The Woman in BlackFeature Film | James Watkins By Eric Schneider
Gothic gloom at its ghostly and frightening finest.
An atmospheric and effective horror film, The Woman in Black is based on the eerie novel by Susan Hill. Starring Daniel Radcliffe in his first post-Harry Potter screen role, the movie unabashedly embraces its dark, dreary aesthetic and Edwardian setting, resulting in a surprisingly suspenseful period chiller. Offered one last chance to hold on to his job as a lawyer, young widower Arthur Kipps (Radcliffe) departs London for the remote coastal town of Crythin Gifford, where he must settle the affairs of the late residents of the secluded Eel Marsh House.
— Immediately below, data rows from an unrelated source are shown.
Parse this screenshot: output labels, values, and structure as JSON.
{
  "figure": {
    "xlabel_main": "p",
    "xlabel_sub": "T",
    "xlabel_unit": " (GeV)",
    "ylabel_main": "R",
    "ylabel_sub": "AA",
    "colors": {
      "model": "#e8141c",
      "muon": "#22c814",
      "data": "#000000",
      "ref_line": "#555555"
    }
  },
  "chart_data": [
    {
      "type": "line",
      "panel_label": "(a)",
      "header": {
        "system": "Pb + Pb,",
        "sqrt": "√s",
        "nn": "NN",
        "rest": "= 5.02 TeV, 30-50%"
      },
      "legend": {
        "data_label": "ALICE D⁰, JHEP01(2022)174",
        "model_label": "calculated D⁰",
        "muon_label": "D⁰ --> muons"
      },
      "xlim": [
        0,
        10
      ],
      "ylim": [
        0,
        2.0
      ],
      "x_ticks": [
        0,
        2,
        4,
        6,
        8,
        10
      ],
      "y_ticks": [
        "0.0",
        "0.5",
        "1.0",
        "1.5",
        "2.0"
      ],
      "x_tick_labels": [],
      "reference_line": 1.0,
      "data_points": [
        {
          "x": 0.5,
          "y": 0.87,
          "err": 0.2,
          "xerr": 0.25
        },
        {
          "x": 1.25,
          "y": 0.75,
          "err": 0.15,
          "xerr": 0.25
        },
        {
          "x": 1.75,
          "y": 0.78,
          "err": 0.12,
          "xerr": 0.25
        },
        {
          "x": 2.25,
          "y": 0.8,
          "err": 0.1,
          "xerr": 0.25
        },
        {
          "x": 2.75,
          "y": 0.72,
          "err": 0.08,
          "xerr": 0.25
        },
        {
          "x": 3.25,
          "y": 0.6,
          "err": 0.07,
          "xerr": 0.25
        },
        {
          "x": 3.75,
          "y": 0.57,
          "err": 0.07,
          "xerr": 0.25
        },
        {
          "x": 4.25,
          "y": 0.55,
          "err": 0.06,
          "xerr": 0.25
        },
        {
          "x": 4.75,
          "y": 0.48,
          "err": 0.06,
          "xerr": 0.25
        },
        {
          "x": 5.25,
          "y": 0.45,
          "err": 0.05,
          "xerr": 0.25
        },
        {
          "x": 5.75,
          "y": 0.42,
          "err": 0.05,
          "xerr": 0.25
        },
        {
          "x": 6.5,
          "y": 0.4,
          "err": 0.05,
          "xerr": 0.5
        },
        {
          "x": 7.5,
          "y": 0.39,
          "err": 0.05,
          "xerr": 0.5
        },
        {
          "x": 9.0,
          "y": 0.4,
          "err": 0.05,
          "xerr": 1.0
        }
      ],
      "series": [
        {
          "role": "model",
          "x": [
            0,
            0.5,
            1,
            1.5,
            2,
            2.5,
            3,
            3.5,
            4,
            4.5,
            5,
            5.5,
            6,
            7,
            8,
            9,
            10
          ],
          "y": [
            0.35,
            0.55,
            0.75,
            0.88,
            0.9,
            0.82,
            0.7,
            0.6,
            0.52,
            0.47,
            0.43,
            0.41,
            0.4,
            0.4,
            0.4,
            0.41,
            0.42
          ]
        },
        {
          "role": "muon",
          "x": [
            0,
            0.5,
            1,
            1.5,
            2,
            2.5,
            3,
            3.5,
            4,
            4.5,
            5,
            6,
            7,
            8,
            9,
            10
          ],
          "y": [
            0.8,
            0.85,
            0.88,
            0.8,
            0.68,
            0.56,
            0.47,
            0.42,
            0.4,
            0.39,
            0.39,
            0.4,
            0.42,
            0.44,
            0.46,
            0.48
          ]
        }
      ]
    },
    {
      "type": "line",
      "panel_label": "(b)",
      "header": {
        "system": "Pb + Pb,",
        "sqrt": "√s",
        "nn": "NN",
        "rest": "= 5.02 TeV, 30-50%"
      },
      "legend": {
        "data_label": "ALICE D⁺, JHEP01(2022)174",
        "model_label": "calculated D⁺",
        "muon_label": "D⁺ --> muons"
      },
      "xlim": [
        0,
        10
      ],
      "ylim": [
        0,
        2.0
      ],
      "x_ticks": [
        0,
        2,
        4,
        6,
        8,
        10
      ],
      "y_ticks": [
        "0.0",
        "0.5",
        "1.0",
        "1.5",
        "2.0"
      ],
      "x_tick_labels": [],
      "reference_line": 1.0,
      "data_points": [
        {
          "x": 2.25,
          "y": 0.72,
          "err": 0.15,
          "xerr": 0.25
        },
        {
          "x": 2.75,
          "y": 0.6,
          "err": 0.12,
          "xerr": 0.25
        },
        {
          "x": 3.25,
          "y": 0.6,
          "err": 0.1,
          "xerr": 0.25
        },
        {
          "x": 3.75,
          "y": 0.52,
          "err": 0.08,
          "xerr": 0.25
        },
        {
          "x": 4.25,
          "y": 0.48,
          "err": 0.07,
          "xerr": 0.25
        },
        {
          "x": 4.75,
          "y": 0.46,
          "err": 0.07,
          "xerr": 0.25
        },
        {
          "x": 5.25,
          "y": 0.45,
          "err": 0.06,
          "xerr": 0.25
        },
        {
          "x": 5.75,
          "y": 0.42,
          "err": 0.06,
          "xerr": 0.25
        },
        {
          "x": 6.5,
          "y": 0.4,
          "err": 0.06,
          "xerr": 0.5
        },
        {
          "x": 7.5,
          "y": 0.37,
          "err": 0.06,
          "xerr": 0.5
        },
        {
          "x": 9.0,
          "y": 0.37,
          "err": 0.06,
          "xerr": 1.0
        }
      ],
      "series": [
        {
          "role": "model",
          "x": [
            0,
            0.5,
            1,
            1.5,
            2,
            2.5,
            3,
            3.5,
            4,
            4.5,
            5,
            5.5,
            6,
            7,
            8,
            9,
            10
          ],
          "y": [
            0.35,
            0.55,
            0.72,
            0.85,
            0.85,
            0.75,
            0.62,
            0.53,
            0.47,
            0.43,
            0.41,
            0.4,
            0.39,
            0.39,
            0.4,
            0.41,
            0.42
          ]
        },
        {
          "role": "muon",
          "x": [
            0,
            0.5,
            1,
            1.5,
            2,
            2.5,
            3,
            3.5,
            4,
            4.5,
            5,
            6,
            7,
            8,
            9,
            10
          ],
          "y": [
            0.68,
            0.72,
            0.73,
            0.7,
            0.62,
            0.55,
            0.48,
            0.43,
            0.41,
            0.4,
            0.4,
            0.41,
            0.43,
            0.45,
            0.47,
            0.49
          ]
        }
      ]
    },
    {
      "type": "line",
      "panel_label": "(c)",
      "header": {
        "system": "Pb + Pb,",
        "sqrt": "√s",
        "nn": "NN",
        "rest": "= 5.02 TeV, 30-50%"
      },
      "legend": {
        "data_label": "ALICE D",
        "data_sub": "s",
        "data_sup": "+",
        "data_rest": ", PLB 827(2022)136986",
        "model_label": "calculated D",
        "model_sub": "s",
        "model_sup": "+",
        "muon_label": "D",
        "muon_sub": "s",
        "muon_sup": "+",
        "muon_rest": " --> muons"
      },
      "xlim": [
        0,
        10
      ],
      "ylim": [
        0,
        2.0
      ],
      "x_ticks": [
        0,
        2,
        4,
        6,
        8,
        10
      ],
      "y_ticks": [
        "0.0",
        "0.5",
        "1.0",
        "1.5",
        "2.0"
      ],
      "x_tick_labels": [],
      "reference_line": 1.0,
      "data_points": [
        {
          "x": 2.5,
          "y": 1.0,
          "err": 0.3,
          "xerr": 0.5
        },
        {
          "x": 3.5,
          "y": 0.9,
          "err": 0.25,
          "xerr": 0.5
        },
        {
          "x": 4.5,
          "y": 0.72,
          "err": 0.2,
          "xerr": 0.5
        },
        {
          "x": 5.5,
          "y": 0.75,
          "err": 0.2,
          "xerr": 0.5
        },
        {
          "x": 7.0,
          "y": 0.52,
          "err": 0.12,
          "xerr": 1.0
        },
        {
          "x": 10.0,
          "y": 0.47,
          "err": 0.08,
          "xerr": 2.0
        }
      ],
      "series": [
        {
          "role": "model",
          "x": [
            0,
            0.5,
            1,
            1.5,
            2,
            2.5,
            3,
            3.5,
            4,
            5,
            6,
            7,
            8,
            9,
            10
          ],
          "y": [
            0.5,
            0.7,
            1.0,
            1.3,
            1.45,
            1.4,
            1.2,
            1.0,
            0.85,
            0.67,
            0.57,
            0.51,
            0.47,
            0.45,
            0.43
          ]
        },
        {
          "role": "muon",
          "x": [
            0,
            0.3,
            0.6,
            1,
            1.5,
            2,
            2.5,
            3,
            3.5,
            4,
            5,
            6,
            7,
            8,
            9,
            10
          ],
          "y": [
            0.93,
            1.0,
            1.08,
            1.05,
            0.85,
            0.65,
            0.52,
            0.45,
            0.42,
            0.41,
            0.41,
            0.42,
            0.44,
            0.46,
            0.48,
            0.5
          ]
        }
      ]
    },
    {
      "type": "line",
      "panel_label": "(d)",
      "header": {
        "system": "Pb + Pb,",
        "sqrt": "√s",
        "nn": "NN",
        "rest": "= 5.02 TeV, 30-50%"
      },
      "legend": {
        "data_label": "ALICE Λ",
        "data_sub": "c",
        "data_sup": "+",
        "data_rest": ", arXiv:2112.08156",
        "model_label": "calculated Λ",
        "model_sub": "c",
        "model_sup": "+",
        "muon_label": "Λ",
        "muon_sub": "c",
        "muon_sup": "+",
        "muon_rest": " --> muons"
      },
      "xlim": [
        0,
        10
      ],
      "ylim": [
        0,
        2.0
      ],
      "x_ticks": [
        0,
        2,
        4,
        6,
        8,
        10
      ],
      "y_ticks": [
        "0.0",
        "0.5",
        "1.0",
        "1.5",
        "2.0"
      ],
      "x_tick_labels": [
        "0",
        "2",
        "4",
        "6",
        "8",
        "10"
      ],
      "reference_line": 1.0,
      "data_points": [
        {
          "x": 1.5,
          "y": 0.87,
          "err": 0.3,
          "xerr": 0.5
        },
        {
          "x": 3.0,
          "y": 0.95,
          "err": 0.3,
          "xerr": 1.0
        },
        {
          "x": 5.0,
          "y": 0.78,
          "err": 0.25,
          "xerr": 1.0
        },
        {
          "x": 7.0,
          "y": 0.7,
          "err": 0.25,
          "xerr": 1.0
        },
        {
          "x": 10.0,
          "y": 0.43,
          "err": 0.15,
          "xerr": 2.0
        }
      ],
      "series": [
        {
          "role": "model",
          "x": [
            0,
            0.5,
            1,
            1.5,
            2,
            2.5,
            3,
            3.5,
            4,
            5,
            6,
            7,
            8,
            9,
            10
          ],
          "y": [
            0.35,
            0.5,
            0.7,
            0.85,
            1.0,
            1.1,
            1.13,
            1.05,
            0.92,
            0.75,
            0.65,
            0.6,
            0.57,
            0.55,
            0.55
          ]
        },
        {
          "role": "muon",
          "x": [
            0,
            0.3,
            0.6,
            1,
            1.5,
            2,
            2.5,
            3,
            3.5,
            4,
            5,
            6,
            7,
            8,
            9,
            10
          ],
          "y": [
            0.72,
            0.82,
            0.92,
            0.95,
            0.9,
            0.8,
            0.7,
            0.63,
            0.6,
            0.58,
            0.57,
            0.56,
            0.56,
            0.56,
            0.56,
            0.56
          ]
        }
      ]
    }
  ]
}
Shunned by most of the locals, except for the wealthy Mr. Daily (Ciarán Hinds) and his unstable wife (Janet McTeer), Kipps slowly uncovers the tragedy of Eel Marsh and begins to see unsettling visions of a black-clad woman (Liz White), leading him directly into grave danger. Director James Watkins, who previously helmed the disturbing thriller Eden Lake, manages to sustain a remarkable level of tension throughout the film, thanks, in part, to wonderfully eerie locations and the solid performance of Radcliffe, who ventures through foreboding corridors in extended wordless stretches that feature an impressive accumulation of scares. With its dearth of over-the-top gore and CGI effects, The Woman in Black proudly carries on the tradition of England's legendary Hammer Films and portends well for the careers of both Watkins and Radcliffe.